Do you wear designer jeans too? They are the same as levis
Yes – often. The name indicates a lot about the proprietors. If that indication is of possible un-professionalism it makes me wary.
I felt that way when my company decided to accept a contract bid from “RapeCo”.
Yes. My favorite hair salon has changed its name to Confessional. Really. I am considering never going back there.
@Jeruba Really. I am considering never going back there.
Why – it is brilliant. When you think of the dialogue that is common in a salon.
Lol I was about to say, there are a few adult oriented stores I refuse to pay with anything but cash.
@Jeruba Did you have to kneel in a tiny cubicle while you had your nails done ??
@DarkScribe, because you want it to be about feeling good and looking good and not about shame, guilt, remorse, and penance. The intimacies that may arise while your regular stylist is doing your hair are a byproduct and benefit but not what you go in for. There is nothing about kneeling to beg forgiveness for sins that has anything to do with being pampered and beautified. It is so revolting to me that I told them I wasn’t sure I could ever make myself go back.
@Jeruba because you want it to be about feeling good and looking good and not about shame,
Maybe I don’t take life as seriously as some – but I truly love it – it is so apt.
But I can understand your reluctance – I don’ have to attend “confession” I cut my own hair with a pair of number four clippers every week or two.
When I was at University (several times – I tend to change my mind about careers) I did a number of things to pay my way – working bar and driving taxis the most common. Both of those occupations can be regarded as “confessional” in nature.
I don’t want a service that I pay for in order to keep my hair nice to shove a religious idea—whether Catholic or any other—in my face. It’s irrelevant and has a completely inappropriate connotation. I’d be equally put off if it called itself Baptism or Circumcision or Hijab.
There are a few in my area that made me think “WTF?”
A couple are:
Pat R. Cox Law Firm. Seriously? Drop the “R” and go by Patrick. Come on.
Yung Ho Tae Kwon Do Yes.
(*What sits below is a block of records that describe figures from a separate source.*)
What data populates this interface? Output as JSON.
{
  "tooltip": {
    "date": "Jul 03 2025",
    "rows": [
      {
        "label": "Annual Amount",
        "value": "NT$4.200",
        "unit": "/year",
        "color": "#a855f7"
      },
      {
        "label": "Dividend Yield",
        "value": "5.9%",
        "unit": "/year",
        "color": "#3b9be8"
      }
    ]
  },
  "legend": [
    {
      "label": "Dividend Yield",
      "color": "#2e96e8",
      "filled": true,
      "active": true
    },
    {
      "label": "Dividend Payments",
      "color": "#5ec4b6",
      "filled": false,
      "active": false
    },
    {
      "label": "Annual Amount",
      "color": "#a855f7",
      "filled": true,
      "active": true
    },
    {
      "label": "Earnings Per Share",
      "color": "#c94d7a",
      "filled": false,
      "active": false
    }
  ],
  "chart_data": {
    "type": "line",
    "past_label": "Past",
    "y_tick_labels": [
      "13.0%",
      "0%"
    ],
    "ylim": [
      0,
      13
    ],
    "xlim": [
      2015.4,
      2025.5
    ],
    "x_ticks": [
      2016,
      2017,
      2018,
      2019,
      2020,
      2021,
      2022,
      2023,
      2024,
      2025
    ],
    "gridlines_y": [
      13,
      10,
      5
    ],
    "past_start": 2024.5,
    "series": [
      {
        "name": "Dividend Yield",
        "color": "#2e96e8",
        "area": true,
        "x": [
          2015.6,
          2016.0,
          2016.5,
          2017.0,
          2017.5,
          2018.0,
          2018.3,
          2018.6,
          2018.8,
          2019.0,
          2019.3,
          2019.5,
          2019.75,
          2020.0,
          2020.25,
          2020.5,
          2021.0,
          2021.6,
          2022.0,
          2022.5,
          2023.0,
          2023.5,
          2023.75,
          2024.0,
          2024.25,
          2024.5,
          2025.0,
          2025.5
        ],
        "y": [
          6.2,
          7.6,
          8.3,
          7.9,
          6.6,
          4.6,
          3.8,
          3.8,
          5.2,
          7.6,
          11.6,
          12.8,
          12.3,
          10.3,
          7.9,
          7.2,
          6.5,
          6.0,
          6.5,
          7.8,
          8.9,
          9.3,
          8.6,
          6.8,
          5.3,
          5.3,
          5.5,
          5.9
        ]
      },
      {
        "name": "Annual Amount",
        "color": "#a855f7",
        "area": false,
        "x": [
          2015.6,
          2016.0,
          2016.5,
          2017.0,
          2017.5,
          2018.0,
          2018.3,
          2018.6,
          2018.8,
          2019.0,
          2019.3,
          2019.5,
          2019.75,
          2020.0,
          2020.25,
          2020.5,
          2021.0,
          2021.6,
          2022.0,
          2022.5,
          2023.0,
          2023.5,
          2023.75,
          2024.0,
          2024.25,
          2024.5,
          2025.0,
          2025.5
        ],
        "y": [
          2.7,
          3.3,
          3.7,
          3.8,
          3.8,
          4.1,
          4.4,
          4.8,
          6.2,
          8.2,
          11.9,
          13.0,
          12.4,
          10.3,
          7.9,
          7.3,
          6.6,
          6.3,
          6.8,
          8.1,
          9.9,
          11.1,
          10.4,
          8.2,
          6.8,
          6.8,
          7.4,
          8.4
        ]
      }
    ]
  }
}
Absolutely no other Korean phrase would have been a better choice.
@Seek_Kolinahr Well,maybe if you did, you’d get a discount,I’ll be willing to snap his retainer,though !
& I would rather get a Yung Ho than and Ol’ one !!
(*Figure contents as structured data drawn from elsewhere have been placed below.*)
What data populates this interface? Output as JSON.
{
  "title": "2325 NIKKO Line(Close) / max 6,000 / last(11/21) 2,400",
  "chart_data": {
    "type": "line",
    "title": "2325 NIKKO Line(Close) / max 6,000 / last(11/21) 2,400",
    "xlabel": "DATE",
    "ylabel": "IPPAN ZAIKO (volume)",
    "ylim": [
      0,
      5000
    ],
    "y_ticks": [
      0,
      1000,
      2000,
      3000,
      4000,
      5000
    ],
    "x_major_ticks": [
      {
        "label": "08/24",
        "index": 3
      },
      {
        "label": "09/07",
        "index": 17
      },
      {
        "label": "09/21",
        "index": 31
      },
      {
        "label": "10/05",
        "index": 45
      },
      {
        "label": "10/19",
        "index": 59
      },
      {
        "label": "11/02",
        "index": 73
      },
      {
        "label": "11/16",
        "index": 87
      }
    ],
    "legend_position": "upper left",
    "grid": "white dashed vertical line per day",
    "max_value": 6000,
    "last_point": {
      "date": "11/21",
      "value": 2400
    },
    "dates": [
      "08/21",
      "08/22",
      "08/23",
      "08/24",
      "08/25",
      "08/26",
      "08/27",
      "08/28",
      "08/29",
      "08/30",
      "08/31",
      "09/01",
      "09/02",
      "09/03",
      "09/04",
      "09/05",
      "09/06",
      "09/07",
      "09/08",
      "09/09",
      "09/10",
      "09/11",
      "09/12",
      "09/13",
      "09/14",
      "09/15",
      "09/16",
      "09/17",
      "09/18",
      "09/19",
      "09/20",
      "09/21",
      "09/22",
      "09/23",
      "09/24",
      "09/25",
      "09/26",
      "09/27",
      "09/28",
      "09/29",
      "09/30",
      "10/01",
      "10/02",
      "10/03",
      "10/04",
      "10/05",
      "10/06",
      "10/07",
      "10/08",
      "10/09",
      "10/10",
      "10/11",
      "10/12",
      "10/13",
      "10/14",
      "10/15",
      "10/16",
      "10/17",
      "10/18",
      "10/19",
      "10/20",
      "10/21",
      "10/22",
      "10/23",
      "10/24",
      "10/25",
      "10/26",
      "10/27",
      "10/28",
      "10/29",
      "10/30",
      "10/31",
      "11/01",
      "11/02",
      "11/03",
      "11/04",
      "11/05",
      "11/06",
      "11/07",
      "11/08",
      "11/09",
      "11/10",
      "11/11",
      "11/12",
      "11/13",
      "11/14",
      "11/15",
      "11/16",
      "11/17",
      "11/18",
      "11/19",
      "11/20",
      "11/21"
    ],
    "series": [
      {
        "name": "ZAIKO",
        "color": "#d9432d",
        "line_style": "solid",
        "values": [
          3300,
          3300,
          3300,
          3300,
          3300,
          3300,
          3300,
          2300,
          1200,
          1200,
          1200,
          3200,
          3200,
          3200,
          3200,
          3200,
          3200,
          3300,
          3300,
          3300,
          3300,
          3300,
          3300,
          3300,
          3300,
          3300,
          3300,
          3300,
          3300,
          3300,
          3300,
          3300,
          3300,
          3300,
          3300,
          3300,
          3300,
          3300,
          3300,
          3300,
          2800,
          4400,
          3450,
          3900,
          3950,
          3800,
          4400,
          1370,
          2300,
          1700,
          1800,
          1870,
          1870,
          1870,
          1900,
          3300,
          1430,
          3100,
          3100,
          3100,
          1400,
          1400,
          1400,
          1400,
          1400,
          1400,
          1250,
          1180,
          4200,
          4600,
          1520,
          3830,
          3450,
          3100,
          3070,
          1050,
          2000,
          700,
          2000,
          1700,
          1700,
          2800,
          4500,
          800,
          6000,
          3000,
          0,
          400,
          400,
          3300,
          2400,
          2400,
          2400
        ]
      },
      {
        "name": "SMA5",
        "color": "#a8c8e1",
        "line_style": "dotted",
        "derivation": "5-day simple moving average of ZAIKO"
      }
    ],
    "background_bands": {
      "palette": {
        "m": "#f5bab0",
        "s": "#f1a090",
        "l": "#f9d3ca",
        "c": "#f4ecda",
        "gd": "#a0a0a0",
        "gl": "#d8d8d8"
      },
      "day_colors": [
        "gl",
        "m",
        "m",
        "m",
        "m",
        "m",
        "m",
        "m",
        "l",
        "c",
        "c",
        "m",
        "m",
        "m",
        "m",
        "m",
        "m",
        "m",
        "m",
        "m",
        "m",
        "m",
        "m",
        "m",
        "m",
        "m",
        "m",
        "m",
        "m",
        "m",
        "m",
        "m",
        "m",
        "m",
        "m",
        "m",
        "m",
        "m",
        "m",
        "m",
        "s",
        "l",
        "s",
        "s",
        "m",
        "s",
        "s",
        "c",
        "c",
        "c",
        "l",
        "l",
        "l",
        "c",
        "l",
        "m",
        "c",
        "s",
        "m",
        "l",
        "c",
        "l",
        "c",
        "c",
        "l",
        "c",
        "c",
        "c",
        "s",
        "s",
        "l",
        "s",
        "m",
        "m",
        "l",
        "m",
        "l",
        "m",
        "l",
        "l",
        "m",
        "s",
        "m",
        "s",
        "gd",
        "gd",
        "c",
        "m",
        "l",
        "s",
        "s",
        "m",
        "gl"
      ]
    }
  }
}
There is a restaurant supplier in Orlando:The Lon Dong Co.
There was a business under the West Seattle Bridge for awhile
called the Buffalo Sanitary Wipes Co. – and truthfully, if I’d ever needed sanitary wipes for my buffalo, I’d have gone there faithfully.
@Jeruba I don’t want a service that I pay for in order to keep my hair nice to shove a religious idea—
We are on a different track. I regarded it as sacrilegious. A play on the similarity of the confessional and the willingness with which people sometimes open up to someone like a hairdresser – (or taxi driver or barman. )
I usually stay away from businesses with cutesy names; they aggravate me somehow.
Yes, I would never go into a ‘Hooters’.
@YARNLADY That’s because of it’s mascot the Owl !!
I refuse to frequent Mike Hunt’s Bar And Grill…
Yeh, there’s an insurance company here in the UK called ‘Swinton’. I could never use them as it’s too close to the word, Swindle.
You can’t make me eat at “Dirty Dicks”.
@JeffVader I believe they specialize on the British dish “Spotted Dick”
* I guess that’s what happens when you don’t clean it !!
@JeffVader -Yes.It’s on the outer banks of North Carolina.
This weekend I passed a restaurant called “The Trough”....really? I’ll keep driving.